Anche ieri il presidente francese Emmanuel Macron ha fatto molto rumore per nulla, la Francia non ha ancora un governo. Nel pomeriggio Bfm tv, aveva parlato di un comunicato con il nome del futuro premier, in arrivo dall’Eliseo tra le 17 e le 20. Per il canale d’informazione il nome di Xavier Bertrand, presidente des Hauts-de-France, sembrava essere quello con più chance di riuscita. Poi però, poco prima dell’ora di cena, l’Eliseo ha cominciato a suonare un’altra musica, lasciando intendere che l’identità del nuovo premier avrebbe potuto essere rivelata addirittura dopo la chiusura delle Paralimpiadi. A quel punto alcuni media hanno parlato di nuovi potenziali candidati. Secondo Cnews, ad esempio, l’ex commissario Ue, Michel Barnier, sarebbe un candidato sostenuto dal segretario generale dell’Eliseo, Alexis Kohler.
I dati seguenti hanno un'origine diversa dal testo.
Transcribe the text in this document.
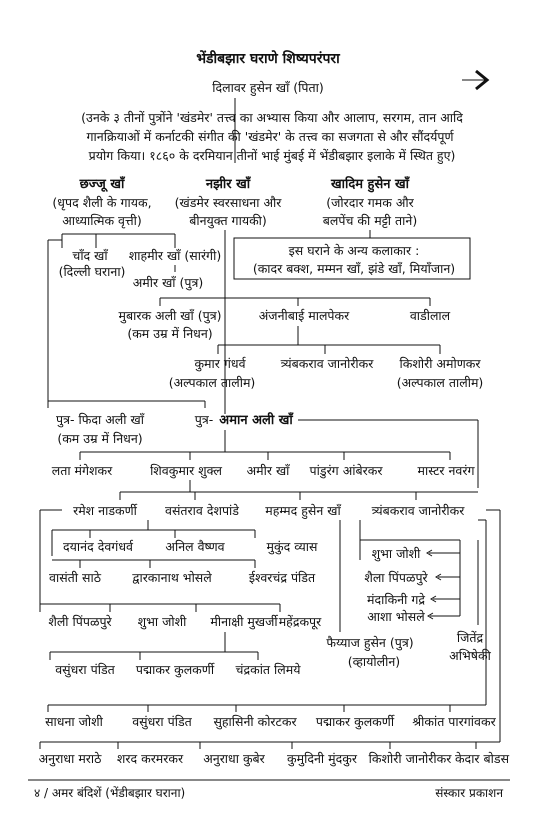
भेंडीबझार घराणे शिष्यपरंपरा
दिलावर हुसेन खाँ (पिता)
(उनके ३ तीनों पुत्रोंने 'खंडमेर' तत्त्व का अभ्यास किया और आलाप, सरगम, तान आदि
गानक्रियाओं में कर्नाटकी संगीत की 'खंडमेर' के तत्त्व का सजगता से और सौंदर्यपूर्ण
प्रयोग किया। १८६० के दरमियान तीनों भाई मुंबई में भेंडीबझार इलाके में स्थित हुए)
छज्जू खाँ
(धृपद शैली के गायक,
आध्यात्मिक वृत्ती)
नझीर खाँ
(खंडमेर स्वरसाधना और
बीनयुक्त गायकी)
खादिम हुसेन खाँ
(जोरदार गमक और
बलपेंच की मट्टी ताने)
चाँद खाँ
(दिल्ली घराना)
शाहमीर खाँ (सारंगी)
अमीर खाँ (पुत्र)
इस घराने के अन्य कलाकार :
(कादर बक्श, मम्मन खाँ, झंडे खाँ, मियाँजान)
मुबारक अली खाँ (पुत्र)
(कम उम्र में निधन)
अंजनीबाई मालपेकर	वाडीलाल
कुमार गंधर्व
(अल्पकाल तालीम)
त्र्यंबकराव जानोरीकर किशोरी अमोणकर
(अल्पकाल तालीम)
पुत्र- फिदा अली खाँ
(कम उम्र में निधन)
पुत्र- अमान अली खाँ
लता मंगेशकर	शिवकुमार शुक्ल अमीर खाँ पांडुरंग आंबेरकर	मास्टर नवरंग
रमेश नाडकर्णी वसंतराव देशपांडे महम्मद हुसेन खाँ त्र्यंबकराव जानोरीकर
दयानंद देवगंधर्व	अनिल वैष्णव	मुकुंद व्यास
वासंती साठे	द्वारकानाथ भोसले	ईश्वरचंद्र पंडित
शैली पिंपळपुरे शुभा जोशी मीनाक्षी मुखर्जी महेंद्रकपूर
फैय्याज हुसेन (पुत्र)
(व्हायोलीन)
शुभा जोशी
शैला पिंपळपुरे
मंदाकिनी गद्रे
आशा भोसले
जितेंद्र
अभिषेकी
वसुंधरा पंडित पद्माकर कुलकर्णी चंद्रकांत लिमये
साधना जोशी वसुंधरा पंडित सुहासिनी कोरटकर पद्माकर कुलकर्णी श्रीकांत पारगांवकर
अनुराधा मराठे शरद करमरकर अनुराधा कुबेर कुमुदिनी मुंदकुर किशोरी जानोरीकर केदार बोडस
४ / अमर बंदिशें (भेंडीबझार घराना)	संस्कार प्रकाशन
Per Le Figaro invece, Macron avrebbe iniziato a lasciare perdere i nomi di Xavier Bertrand e di Bernard Cazeneuve per «testare dei nuovi nomi».
Fino ad allora, come aveva accennato Bfm tv, il nome di Bertrand sembrava essere il favorito. Le sue quotazioni avevano iniziato a salire leggermente già martedì sera, con la pubblicazione su Le Parisien di un’intervista di Marine Le Pen. La leader del Rassemblement national (Rn) ha teso un minuscolo ramoscello d’ulivo a Macron ammorbidendo le dichiarazioni in favore di un governo tecnico fatte da esponenti del suo partito l’altro ieri. Nell’intervista, Le Pen ha detto che un governo tecnico sarebbe stata una «soluzione da ultima possibilità», aggiungendo anche tre condizioni per non sfiduciare subito un nuovo governo. «Il futuro primo ministro non dovrebbe trattarci come degli appestati, rispettando i nostri parlamentari», ha detto la responsabile Rn. La stessa ha anche preteso che il nuovo capo dell’esecutivo si impegni formalmente a introdurre lo scrutinio proporzionale alle legislative. Infine, Le Pen ha chiesto che il neo premier «non aggravi il problema dell’immigrazione e della mancanza di sicurezza» ma anche che «non tocchi le classi popolari e modeste con le politiche di budget».
Ma ieri, al di là delle Alpi, non si è parlato solo di premier. La giornata era cominciata con una brutta notizia per Emmanuel Macron. Il suo ex primo ministro, Edouard Philippe, ha dichiarato di essere candidato alla presidenza della Repubblica nel 2027, in un’intervista concessa al settimanale Le Point. Le parole di Philippe non hanno sorpreso praticamente nessuno perché le aspirazioni presidenziali dell’ex premier sono un segreto di Pulcinella. Tra l’altro, Philippe si è anche creato il partito Horizons, diventato una delle stampelle macroniste in parlamento. Poi è noto a tutti che, per legge, Macron non potrà candidarsi ad un terzo mandato. Tuttavia l’uscita di ieri è stata accolta piuttosto male praticamente in tutti gli schieramenti politici a cominciare proprio dalla compagine presidenziale. Ad esempio, il capogruppo macronista al Senato, François Patriat, ha detto che l’ex premier ha offerto «un esempio di individualismo». Le parole dell’ex primo ministro sono sembrate un avvertimento se non, addirittura, ad un avviso di sfratto rivolto a Macron. In effetti, dopo cinquanta giorni di crisi politica scatenata dalla decisione presidenziale di sciogliere l’Assemblea nazionale come ripicca a seguito della débacle macronista subita alle europee, persino tra i ranghi di Rénaissance ci si fa sempre meno problemi a dire che il responsabile di questa situazione ha un nome e un cognome: Emmanuel Macron.
Ieri 81 deputati della sinistra radicale d’Oltralpe hanno chiesto la destituzione del presidente. In particolare, sei deputati ecologisti e tre deputati eletti nell’isola francese di La Réunion (e considerati vicini a Lfi) si sono uniti ai 72 parlamentari «Insoumis» che hanno chiesto ufficialmente la destituzione del presidente. Tra i motivi invocati dai firmatari, il rifiuto di Macron di nominare Lucie Castets come primo ministro, precisano le fonti del gruppo Lfi.